Eine einfache Rechnung zeigt, dass für jeden unter 8,5 % liegenden Wert der sozialen Zeitpräferenzrate eindämmende Maßnahmen besser sind, als nichts zu tun – das heißt, der gegenwärtige Wert des Nutzens übersteigt den gegenwärtigen Wert der Kosten. Keine Schätzung der reinen Zeitpräferenz – nicht einmal von denjenigen, die eine relativ starke Diskontierung der Zukunft befürworten - ist jemals in die Nähe von 8,5 % gekommen.

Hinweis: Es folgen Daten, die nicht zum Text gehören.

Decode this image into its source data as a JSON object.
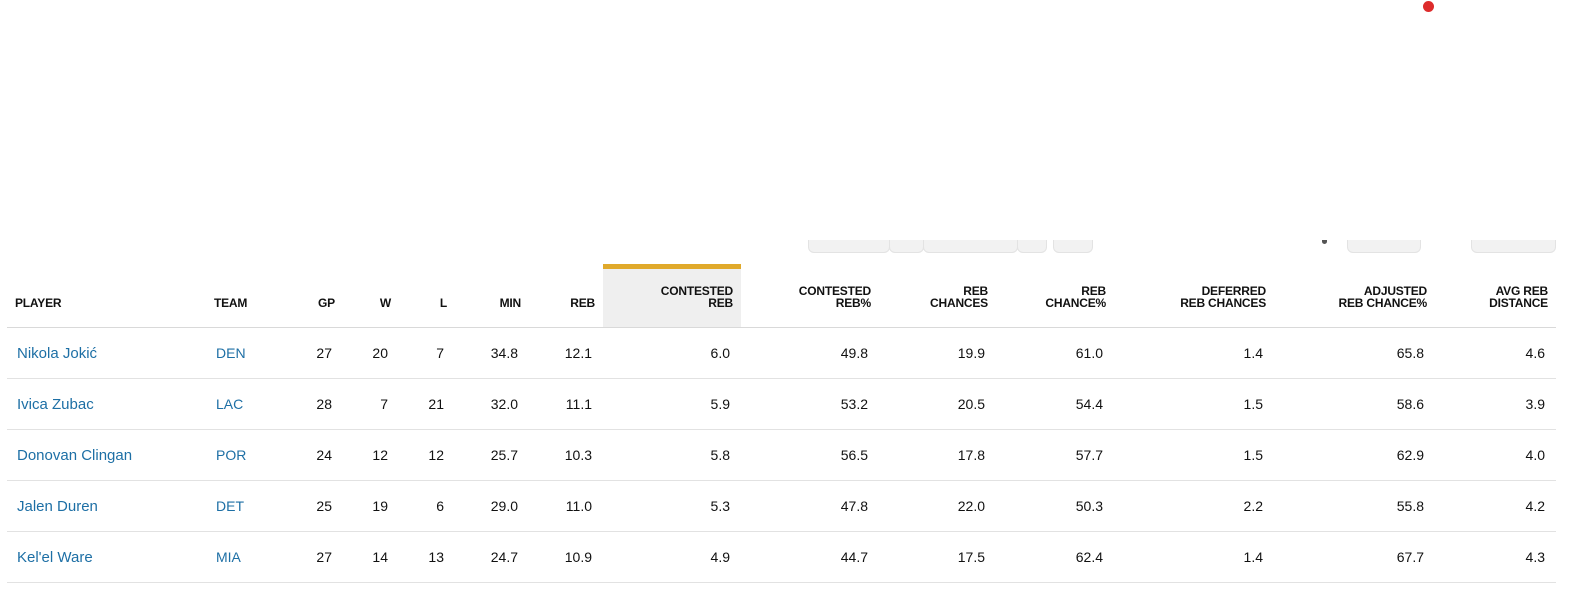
{
  "table": {
    "columns": [
      {
        "key": "player",
        "lines": [
          "PLAYER"
        ]
      },
      {
        "key": "team",
        "lines": [
          "TEAM"
        ]
      },
      {
        "key": "gp",
        "lines": [
          "GP"
        ]
      },
      {
        "key": "w",
        "lines": [
          "W"
        ]
      },
      {
        "key": "l",
        "lines": [
          "L"
        ]
      },
      {
        "key": "min",
        "lines": [
          "MIN"
        ]
      },
      {
        "key": "reb",
        "lines": [
          "REB"
        ]
      },
      {
        "key": "contested_reb",
        "lines": [
          "CONTESTED",
          "REB"
        ]
      },
      {
        "key": "contested_reb_pct",
        "lines": [
          "CONTESTED",
          "REB%"
        ]
      },
      {
        "key": "reb_chances",
        "lines": [
          "REB",
          "CHANCES"
        ]
      },
      {
        "key": "reb_chance_pct",
        "lines": [
          "REB",
          "CHANCE%"
        ]
      },
      {
        "key": "deferred_reb_chances",
        "lines": [
          "DEFERRED",
          "REB CHANCES"
        ]
      },
      {
        "key": "adjusted_reb_chance_pct",
        "lines": [
          "ADJUSTED",
          "REB CHANCE%"
        ]
      },
      {
        "key": "avg_reb_distance",
        "lines": [
          "AVG REB",
          "DISTANCE"
        ]
      }
    ],
    "sorted_column": "contested_reb",
    "rows": [
      [
        "Nikola Jokić",
        "DEN",
        "27",
        "20",
        "7",
        "34.8",
        "12.1",
        "6.0",
        "49.8",
        "19.9",
        "61.0",
        "1.4",
        "65.8",
        "4.6"
      ],
      [
        "Ivica Zubac",
        "LAC",
        "28",
        "7",
        "21",
        "32.0",
        "11.1",
        "5.9",
        "53.2",
        "20.5",
        "54.4",
        "1.5",
        "58.6",
        "3.9"
      ],
      [
        "Donovan Clingan",
        "POR",
        "24",
        "12",
        "12",
        "25.7",
        "10.3",
        "5.8",
        "56.5",
        "17.8",
        "57.7",
        "1.5",
        "62.9",
        "4.0"
      ],
      [
        "Jalen Duren",
        "DET",
        "25",
        "19",
        "6",
        "29.0",
        "11.0",
        "5.3",
        "47.8",
        "22.0",
        "50.3",
        "2.2",
        "55.8",
        "4.2"
      ],
      [
        "Kel'el Ware",
        "MIA",
        "27",
        "14",
        "13",
        "24.7",
        "10.9",
        "4.9",
        "44.7",
        "17.5",
        "62.4",
        "1.4",
        "67.7",
        "4.3"
      ]
    ]
  },
  "colors": {
    "link": "#1d6fa5",
    "sort_accent": "#e0a92b",
    "sorted_header_bg": "#efefef",
    "notification_dot": "#dd2b2b"
  },
  "icons": {
    "notification": "notification-dot-icon"
  }
}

Diese Berechnungen weisen darauf hin, dass die im Stern-Report veröffentlichten Schätzungen der zukünftigen Kosten und des zukünftigen Nutzens selbst bei höherer Diskontierung nahe legen, dass eine Bekämpfung des Klimawandels ökonomisch gesehen sinnvoll ist. Diesen Berechnungen liegen die im Bericht angegebenen Zeitprofile für den Nutzen und die jährlichen geschätzten Kosten zugrunde, über die jedoch einiges an Uneinigkeit herrscht. Dennoch glaube ich, dass es nur wenig ernstzunehmende Argumente hinsichtlich der Bedeutung einer Politik geben kann, die darauf abzielt, einen weiteren drastischen Anstieg der CO2-Emissionen zu verhindern.